Dopo aver firmato la Lettera d'Intenti l'Amministratore Delegato di RFI e l'Ad di Terna, rispettivamente Maurizio Gentile e Matteo Del Fante, si sono espressi in merito al progetto. Stando a quanto dichiarato il progetto verrà realizzato senza incentivi dello Stato, a grid parity quindi.
La fase iniziale di questo progetto prevederà l'identificazione delle aree nelle quali verranno poi costruiti gli impianti. Al momento tra le zone indiziate vi sono alcune aree della Sardegna vicino a Cagliari, come Villasor e Selargius, e altre nei pressi di Nuoro. L'obiettivo finale sarà poi quello di ridurre drasticamente i consumi legati alla trazione elettrica dei mezzi, alla segnaletica verticale, alle stazioni e a tutti gli ambienti di lavoro provvisori. In questi ultimi si pensa già di sostituire la tradizionale illuminazione con una più moderna basata sul LED.

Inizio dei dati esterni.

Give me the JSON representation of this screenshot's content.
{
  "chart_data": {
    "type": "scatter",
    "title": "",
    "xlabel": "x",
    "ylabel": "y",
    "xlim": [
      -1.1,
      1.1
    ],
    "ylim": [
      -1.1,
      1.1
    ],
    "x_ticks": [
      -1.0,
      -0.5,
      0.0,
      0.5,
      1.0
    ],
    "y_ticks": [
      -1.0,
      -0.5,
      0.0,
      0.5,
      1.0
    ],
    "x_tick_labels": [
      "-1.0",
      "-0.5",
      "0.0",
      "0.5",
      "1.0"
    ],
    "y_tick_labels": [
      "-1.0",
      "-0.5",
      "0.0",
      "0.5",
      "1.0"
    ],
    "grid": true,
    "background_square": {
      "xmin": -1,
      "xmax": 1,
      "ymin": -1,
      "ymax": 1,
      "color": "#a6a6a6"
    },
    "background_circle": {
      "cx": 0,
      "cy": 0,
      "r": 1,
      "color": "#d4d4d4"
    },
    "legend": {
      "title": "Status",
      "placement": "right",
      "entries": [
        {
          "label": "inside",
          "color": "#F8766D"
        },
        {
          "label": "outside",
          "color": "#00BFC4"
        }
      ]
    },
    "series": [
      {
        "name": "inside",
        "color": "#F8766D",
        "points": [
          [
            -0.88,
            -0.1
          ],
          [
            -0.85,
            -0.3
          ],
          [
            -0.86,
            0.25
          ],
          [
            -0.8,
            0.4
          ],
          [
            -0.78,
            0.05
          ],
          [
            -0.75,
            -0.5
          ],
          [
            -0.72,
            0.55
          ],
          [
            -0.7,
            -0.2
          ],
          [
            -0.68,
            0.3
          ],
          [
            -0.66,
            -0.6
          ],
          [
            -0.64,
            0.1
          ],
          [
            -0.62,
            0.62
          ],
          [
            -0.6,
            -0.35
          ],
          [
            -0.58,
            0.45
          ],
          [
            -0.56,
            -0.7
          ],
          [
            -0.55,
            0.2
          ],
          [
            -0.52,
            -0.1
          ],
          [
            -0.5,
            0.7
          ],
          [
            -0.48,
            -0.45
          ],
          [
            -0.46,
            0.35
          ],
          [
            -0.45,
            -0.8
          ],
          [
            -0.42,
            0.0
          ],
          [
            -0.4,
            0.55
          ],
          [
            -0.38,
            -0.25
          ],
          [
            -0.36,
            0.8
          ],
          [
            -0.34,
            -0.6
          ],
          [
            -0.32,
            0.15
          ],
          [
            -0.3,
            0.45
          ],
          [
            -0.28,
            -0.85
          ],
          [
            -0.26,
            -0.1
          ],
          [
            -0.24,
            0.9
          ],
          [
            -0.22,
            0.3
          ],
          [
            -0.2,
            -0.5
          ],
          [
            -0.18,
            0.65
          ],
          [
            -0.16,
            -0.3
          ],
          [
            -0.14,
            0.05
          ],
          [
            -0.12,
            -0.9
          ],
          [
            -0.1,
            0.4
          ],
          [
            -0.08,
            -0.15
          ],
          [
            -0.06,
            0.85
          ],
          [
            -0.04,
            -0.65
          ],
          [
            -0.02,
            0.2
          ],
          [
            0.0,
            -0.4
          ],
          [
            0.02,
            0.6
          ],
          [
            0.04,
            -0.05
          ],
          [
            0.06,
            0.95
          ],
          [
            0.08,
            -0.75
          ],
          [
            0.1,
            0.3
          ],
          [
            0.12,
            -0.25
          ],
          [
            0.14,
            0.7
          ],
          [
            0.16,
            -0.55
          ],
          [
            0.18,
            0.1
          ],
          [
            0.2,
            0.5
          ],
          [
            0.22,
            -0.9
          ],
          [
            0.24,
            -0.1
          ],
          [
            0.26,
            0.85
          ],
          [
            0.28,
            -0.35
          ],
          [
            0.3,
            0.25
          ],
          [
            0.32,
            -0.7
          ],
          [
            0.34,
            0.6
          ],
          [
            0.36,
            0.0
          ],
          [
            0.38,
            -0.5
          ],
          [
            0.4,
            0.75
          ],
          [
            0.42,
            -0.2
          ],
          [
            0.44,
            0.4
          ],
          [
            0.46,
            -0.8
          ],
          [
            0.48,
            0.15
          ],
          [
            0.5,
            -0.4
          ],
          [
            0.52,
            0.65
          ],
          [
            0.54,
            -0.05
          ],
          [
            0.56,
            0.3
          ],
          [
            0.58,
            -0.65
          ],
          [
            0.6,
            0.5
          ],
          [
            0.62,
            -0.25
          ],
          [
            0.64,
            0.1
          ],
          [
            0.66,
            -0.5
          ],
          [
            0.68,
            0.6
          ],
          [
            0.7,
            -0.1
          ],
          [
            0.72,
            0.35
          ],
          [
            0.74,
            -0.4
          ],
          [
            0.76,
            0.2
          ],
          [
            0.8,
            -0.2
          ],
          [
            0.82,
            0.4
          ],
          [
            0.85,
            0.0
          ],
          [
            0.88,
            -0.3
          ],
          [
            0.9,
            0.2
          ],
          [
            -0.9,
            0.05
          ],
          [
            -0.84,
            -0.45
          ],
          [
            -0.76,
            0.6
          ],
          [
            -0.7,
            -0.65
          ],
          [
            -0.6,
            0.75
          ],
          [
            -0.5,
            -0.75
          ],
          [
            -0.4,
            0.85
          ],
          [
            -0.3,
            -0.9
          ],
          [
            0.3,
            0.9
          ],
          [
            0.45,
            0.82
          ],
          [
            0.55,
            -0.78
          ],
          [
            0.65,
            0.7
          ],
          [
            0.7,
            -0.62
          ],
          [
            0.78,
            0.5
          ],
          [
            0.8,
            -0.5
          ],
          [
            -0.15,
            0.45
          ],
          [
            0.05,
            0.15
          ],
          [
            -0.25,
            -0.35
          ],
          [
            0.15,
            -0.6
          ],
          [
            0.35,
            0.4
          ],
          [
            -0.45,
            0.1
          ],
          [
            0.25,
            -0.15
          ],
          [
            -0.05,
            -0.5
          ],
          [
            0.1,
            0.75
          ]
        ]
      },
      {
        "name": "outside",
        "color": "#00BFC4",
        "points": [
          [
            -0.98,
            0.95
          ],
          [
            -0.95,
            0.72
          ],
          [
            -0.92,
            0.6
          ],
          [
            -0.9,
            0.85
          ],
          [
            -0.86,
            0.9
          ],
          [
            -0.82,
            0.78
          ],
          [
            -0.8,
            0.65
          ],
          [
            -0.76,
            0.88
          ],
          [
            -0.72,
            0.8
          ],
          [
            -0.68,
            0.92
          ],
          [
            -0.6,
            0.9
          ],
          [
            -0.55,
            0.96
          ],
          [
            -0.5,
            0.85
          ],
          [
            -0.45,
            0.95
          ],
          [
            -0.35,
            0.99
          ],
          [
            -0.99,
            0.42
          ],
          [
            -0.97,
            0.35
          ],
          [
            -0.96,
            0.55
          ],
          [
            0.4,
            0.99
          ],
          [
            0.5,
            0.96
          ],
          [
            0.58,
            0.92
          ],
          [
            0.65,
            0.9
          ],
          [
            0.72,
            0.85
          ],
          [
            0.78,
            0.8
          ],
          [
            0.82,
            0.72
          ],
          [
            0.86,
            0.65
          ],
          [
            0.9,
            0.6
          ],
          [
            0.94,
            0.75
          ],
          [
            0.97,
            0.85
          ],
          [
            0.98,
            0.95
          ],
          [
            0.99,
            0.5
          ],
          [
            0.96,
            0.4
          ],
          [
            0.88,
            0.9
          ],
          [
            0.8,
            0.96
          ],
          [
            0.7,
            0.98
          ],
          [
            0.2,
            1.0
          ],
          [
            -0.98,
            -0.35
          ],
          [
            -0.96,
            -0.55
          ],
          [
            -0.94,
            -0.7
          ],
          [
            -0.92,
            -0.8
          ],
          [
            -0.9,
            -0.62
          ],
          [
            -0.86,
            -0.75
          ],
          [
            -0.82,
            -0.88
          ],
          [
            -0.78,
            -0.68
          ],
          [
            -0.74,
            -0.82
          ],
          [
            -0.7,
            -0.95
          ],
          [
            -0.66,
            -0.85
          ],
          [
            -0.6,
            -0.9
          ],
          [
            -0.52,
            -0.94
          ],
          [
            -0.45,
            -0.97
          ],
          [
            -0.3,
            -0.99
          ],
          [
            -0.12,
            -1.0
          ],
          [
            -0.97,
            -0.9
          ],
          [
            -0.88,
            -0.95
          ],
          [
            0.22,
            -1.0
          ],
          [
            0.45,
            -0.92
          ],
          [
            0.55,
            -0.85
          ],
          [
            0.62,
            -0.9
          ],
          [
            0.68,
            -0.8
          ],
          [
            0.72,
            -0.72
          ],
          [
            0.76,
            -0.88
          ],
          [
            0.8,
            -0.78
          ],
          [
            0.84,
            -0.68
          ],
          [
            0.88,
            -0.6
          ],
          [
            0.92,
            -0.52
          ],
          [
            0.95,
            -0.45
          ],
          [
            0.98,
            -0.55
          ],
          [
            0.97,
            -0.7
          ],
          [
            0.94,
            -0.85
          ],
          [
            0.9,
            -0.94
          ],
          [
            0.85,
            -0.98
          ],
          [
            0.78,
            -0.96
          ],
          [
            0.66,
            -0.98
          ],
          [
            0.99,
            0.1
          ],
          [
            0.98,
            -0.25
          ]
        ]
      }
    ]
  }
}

L'ultimo anno ha visto un'Italia diversa, un Paese in fase di rinvigorimento, un nuovo punto di partenza per molte cose. Dietro input dell'Unione Europea è finalmente partito un serio progetto per svecchiare le linee italiane, abbandonare gradualmente l'adsl e abbracciare la fibra ottica. Ora, dopo un importantissimo traguardo raggiunto nel 2014, l'Italia divenne il primo Paese al mondo nella produzione di energia solare, la rete ferroviaria italiana dà il via ad un progetto destinato a portare enormi benefici, sia in termini economici che ambientali.
Forse, nel nostro Paese non è sempre tutto nero come lo vediamo.